What literary devices are in Act I, Scene 1 of Hamlet?

Act I, Scene 1 of Hamlet is the exposition of Shakespeare's play, and, as such, it establishes the mood and provides background information for the drama. In generating the mood and information, there are a number of literary devices that are employed.


As the scene opens, Francisco, a soldier, comes to relieve the watchman and officer, Bernardo. Francisco is happy to be relieved because it is bitter cold and he is "sick at heart" (l.8); further, he tells Bernardo that he has had a quiet night, with "Not a mouse stirring"(l.10), both of which are figures of speech for unhappy and nothing happening, respectively. 
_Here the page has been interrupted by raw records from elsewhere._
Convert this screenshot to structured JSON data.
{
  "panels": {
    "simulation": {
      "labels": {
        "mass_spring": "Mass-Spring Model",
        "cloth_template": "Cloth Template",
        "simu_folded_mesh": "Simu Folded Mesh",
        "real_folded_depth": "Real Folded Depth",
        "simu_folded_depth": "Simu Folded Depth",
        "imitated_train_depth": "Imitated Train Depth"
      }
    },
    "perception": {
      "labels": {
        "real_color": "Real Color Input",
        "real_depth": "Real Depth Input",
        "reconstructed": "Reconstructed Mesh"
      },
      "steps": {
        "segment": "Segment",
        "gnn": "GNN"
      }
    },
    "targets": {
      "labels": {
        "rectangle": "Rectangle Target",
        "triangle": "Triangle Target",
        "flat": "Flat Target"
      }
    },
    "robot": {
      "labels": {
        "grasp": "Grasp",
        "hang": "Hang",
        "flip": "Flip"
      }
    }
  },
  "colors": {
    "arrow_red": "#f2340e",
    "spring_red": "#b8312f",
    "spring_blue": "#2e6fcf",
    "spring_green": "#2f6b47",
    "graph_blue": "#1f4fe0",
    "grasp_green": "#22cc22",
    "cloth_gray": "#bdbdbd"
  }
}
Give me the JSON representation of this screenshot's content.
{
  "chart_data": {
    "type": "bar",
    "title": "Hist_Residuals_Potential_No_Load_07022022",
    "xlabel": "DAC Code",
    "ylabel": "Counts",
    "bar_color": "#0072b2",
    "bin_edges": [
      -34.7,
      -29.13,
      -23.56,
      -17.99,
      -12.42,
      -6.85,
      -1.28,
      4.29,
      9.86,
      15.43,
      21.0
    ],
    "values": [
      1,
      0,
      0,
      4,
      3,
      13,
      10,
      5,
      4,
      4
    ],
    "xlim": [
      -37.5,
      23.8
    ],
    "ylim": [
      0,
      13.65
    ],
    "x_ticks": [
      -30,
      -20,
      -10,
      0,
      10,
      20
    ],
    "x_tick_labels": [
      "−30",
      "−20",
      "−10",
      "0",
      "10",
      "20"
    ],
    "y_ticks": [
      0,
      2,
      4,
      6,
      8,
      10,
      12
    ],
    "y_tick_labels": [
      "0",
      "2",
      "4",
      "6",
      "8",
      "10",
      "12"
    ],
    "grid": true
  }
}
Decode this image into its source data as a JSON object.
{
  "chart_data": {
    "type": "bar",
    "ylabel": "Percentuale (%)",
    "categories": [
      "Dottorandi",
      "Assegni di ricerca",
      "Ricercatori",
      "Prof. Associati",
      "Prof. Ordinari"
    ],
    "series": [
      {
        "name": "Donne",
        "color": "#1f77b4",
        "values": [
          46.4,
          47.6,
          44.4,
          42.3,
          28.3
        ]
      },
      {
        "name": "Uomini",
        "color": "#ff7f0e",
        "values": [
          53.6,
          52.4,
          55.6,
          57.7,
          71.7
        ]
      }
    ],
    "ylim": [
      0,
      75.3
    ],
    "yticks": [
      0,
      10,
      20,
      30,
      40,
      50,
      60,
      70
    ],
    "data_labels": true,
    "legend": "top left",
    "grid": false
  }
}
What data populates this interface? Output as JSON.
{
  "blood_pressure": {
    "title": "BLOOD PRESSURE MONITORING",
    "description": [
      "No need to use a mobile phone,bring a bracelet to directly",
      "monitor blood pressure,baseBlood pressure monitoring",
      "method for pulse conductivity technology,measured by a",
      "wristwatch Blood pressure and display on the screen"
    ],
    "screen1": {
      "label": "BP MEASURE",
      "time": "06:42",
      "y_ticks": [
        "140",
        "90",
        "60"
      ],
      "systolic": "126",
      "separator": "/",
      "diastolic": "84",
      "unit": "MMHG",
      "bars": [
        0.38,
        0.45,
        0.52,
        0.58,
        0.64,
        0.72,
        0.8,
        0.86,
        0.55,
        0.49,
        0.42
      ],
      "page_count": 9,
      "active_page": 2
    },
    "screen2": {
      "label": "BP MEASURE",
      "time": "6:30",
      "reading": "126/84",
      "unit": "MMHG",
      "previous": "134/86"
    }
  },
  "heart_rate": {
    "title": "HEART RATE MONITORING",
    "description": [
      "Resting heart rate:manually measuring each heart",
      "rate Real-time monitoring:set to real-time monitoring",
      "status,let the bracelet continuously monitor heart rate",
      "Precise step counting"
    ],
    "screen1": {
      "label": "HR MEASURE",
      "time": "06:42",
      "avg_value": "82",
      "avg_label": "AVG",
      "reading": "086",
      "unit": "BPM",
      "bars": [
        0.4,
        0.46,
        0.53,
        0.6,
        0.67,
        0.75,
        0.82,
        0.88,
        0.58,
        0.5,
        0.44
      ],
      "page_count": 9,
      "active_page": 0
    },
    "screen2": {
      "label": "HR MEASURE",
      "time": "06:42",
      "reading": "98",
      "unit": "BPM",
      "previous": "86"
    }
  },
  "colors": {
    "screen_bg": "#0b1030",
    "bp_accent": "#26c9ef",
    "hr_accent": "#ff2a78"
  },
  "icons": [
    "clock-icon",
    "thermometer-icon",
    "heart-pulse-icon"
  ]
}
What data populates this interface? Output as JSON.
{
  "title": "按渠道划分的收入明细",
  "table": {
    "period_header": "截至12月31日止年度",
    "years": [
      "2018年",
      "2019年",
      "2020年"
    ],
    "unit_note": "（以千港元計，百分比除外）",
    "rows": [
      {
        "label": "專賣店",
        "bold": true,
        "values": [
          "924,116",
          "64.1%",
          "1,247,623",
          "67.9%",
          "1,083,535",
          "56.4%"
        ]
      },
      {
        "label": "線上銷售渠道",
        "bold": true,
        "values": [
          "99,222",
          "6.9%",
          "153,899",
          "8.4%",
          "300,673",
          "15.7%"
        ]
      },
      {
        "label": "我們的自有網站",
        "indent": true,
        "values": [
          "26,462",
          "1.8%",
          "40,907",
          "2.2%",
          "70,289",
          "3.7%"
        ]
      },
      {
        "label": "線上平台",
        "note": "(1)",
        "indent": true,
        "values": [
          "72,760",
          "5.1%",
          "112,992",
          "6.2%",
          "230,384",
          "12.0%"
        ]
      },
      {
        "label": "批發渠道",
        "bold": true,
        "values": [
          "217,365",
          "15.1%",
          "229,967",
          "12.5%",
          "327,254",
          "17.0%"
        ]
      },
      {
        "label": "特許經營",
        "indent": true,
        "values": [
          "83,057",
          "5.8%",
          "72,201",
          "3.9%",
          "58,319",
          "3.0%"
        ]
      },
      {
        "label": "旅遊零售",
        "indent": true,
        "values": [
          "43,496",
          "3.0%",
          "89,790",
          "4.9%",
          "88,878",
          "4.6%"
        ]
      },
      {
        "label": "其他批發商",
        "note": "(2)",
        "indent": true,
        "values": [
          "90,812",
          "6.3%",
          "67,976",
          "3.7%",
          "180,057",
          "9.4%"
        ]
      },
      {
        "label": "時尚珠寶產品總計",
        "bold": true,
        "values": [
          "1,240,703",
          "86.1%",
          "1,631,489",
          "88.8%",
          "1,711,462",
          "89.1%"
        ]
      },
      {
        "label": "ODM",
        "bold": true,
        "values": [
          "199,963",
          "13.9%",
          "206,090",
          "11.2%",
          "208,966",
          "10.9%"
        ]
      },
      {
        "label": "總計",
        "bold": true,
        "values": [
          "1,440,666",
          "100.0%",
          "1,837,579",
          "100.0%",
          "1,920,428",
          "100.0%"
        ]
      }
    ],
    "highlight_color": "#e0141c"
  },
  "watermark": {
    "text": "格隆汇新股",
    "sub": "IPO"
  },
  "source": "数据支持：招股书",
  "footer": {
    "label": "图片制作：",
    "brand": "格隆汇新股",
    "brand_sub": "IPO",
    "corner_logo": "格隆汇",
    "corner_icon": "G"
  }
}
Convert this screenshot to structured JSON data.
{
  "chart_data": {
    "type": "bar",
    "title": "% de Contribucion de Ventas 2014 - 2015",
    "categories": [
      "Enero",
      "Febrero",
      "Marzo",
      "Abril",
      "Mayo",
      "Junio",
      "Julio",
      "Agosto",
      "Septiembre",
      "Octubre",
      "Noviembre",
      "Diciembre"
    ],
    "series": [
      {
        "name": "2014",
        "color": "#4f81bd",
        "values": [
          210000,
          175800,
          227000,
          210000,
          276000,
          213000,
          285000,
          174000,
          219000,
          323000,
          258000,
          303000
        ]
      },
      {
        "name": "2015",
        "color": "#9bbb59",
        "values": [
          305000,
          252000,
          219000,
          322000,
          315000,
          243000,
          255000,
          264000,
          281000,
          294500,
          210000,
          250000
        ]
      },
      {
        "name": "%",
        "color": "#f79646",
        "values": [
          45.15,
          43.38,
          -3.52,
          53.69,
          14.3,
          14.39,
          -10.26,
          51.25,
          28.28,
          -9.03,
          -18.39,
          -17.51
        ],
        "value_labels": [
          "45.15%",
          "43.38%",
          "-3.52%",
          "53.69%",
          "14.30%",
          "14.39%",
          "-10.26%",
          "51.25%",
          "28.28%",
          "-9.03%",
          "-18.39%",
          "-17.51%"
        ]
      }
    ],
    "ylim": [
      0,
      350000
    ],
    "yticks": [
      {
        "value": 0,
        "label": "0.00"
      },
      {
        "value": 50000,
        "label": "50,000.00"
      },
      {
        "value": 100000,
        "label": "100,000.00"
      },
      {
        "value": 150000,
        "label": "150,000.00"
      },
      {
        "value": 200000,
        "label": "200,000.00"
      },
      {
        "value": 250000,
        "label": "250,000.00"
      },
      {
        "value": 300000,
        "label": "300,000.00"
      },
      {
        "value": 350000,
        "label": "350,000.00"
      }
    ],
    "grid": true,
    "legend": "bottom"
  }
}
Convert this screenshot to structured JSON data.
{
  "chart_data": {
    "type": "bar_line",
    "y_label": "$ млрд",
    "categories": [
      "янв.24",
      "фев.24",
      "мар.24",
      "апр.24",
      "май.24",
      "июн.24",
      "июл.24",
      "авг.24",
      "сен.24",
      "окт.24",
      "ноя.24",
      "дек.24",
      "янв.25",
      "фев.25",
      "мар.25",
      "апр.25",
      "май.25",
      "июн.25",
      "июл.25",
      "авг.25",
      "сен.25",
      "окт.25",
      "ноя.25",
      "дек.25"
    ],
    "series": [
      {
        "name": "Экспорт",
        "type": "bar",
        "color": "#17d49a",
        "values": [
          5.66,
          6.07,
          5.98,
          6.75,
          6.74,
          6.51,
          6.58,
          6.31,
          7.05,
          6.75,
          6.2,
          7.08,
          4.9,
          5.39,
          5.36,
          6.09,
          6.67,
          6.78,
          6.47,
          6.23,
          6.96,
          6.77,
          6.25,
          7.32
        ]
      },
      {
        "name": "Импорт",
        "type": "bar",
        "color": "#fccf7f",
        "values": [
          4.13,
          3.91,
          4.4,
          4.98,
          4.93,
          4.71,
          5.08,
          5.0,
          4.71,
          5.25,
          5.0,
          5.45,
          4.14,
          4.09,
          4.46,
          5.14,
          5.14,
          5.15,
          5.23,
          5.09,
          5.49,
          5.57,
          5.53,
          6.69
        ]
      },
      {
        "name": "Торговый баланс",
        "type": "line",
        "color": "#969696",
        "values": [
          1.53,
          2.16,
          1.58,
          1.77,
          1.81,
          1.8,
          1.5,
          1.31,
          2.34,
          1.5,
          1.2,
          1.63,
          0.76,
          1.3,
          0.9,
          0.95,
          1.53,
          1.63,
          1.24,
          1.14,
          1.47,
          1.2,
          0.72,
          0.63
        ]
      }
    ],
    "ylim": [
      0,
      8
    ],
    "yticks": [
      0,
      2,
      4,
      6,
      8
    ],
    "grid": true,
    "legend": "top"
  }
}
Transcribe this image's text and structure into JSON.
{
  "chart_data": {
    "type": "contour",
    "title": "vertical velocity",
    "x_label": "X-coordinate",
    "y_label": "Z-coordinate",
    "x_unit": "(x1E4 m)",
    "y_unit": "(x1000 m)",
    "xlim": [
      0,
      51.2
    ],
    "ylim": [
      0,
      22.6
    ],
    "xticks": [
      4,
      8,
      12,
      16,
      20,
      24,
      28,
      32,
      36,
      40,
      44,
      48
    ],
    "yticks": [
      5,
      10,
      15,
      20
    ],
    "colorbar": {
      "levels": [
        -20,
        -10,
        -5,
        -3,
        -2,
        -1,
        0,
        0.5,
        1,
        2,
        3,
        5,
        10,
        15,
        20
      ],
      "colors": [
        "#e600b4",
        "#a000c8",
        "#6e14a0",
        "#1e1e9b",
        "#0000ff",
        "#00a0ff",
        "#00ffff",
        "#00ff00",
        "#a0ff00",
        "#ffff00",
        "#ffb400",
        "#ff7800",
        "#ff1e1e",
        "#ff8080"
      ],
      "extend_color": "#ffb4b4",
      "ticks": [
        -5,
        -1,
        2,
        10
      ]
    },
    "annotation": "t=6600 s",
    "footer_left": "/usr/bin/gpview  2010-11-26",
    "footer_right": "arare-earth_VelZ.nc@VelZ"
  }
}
In lines 35-36, there is visual and auditory imagery:
Bernardo speaks of "yond same star" that...has moved along its course "t'illume" one part of heaven" where it "burns" (visual imagery). There is also a "bell then beating one" (auditory imagery).


In line 64, Marcellus refers to the time as "this dead hour," affording the hour personification.
In another example of this personification, in line 76, Marcellus asks why "the night is joint-laborer with the day," referring to the war preparations that go on twenty-four hours a day.   


In line 101, there is synedoche used--"But to recover of us, by strong hand" as the body part "hand" is used to mean the fighters that Fortinbras has assembled.


In line 112-113 a worried Horatio makes a historical allusion to Julius Caesar: 



In the most high and palmy state of Rome,


A little ere the mightiest Julius fell,



and a mythological allusion to Neptune as he describes what occurred the night before Caesar's death stars, using such metaphors [unstated comparisons that are implied in this case] as "with trains of fire and dews of blood" to describe some of the sights of that evening.


In 149-150 after the ghost appears, there is a simile in Horatio's words as he describes the spirit that "started (jumped) like a guilty thing."


In line 152 there is a metaphor as Horatio continues his description of the ghost, comparing the rooster to a trumpet: "The cock, that is the trumpet to the morn."